Because of the Bible, of course. Hobby Lobby’s founder and CEO David Green is an avid collector of Biblical antiquities and recently opened the Museum of the Bible in Washington, D.C. Green has spent years scouring the Middle East collecting artifacts related to the history of the Christian Bible, including clay cuneiform tablets from Mesopotamia and Sumeria. Green has spent untold millions on his collection, which has gotten him in trouble with the law before. Last year, Hobby Lobby was forced to forfeit over 5,000 artifacts and $3 million related to archaeological specimens illegally smuggled out of Iraq.
Those artifacts are set to be returned to the Iraq museum this week. To announce the repatriation of these priceless archaeological artifacts, ICE issued a statement which curiously hints that these seized tablets could have originated from Irisagrig, a long-rumored lost Sumerian city which has eluded archaeologists for years.
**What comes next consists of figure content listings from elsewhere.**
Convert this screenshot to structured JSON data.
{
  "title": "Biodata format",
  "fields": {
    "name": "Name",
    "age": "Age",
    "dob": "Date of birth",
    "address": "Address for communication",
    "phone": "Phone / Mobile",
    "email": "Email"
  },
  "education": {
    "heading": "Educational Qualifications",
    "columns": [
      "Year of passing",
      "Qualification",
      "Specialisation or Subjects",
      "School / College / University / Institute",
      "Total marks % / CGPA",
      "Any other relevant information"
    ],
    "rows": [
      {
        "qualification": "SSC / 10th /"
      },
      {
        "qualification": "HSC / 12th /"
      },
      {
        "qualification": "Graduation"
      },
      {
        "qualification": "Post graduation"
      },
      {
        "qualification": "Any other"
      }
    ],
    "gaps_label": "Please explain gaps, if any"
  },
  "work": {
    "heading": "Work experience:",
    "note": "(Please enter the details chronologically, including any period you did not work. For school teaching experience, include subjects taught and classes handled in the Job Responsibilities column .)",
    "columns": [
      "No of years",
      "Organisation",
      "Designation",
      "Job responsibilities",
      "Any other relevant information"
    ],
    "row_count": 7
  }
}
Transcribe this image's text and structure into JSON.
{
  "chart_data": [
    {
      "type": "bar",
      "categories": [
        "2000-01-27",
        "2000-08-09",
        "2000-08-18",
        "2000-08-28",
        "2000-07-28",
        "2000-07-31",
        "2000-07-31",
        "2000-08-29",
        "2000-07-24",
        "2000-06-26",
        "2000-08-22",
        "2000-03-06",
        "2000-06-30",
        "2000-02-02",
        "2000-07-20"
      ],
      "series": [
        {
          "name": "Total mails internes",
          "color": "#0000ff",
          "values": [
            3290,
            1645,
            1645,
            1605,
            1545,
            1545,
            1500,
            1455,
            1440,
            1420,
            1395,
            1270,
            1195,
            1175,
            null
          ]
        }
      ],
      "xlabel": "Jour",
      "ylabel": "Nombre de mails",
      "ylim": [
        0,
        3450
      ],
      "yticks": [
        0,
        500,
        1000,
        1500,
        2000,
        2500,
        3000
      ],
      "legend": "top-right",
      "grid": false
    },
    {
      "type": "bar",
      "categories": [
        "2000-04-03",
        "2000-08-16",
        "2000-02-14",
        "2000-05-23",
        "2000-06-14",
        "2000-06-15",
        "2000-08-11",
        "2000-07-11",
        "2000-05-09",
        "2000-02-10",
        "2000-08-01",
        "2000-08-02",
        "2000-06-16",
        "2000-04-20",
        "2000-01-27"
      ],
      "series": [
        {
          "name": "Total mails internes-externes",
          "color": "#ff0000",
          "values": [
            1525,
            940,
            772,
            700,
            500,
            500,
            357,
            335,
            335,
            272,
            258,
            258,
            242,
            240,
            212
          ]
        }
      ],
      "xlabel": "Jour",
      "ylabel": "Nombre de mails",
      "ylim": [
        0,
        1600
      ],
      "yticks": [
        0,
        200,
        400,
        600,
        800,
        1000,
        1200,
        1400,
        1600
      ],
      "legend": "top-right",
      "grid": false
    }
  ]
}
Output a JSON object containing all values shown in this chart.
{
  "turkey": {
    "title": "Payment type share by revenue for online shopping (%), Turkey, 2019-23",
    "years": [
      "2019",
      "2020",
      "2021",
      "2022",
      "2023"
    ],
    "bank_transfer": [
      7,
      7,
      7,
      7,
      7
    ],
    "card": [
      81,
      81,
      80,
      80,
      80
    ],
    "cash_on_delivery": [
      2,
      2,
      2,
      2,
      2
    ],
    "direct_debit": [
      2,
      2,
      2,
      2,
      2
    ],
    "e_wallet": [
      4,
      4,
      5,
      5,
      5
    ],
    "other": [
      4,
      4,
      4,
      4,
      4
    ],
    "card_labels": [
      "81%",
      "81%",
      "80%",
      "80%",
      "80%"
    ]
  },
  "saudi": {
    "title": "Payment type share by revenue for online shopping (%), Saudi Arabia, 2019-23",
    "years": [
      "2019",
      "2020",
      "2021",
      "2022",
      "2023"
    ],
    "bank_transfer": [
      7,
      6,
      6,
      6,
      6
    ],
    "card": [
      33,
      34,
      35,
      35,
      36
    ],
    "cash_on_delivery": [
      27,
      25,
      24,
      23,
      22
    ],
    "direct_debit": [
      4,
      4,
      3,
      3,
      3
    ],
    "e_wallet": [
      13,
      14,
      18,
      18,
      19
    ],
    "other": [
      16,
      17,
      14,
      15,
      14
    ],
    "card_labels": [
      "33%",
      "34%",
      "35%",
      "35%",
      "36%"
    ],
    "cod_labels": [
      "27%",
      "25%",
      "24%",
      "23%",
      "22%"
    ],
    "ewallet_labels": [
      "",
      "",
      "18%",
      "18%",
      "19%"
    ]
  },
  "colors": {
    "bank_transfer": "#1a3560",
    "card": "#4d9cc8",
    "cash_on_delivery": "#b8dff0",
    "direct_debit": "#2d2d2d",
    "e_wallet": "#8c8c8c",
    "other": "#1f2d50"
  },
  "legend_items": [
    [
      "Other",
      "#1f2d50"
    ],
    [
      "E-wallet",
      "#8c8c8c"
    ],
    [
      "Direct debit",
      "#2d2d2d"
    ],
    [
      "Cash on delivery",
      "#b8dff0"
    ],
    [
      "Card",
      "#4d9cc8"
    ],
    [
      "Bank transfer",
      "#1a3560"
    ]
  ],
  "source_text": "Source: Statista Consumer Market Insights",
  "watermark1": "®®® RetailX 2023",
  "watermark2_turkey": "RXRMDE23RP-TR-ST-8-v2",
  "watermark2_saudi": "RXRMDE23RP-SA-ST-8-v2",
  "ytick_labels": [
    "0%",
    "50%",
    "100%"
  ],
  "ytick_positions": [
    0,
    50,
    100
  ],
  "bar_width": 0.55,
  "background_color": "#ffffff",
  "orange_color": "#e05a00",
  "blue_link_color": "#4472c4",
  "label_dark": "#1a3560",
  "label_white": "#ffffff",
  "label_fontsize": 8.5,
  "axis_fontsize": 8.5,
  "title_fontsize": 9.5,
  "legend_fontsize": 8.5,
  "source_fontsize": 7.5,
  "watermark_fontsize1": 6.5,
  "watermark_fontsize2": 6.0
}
Due to widespread looting and wars, most of the archaeological evidence of this lost city has been scattered on the black market or pulverized into dust, making a definitive identification of the city’s location difficult.
ICE’s statement says this latest batch of smuggled artifacts are “from the Ur III and Old Babylonian period (2100-1600 BCE)” and consist of mostly “legal and administrative documents.” The seized cache of smuggled artifacts also includes “an important collection of Early Dynastic incantations and a bilingual religious text from the Neo-Babylonian period” mostly written in cuneiform.
Coverage of the artifacts’ repatriation will be livestreamed on YouTube from the Iraqi embassy in Washington, D.C. on May 2nd, 6:00 p.m. GMT.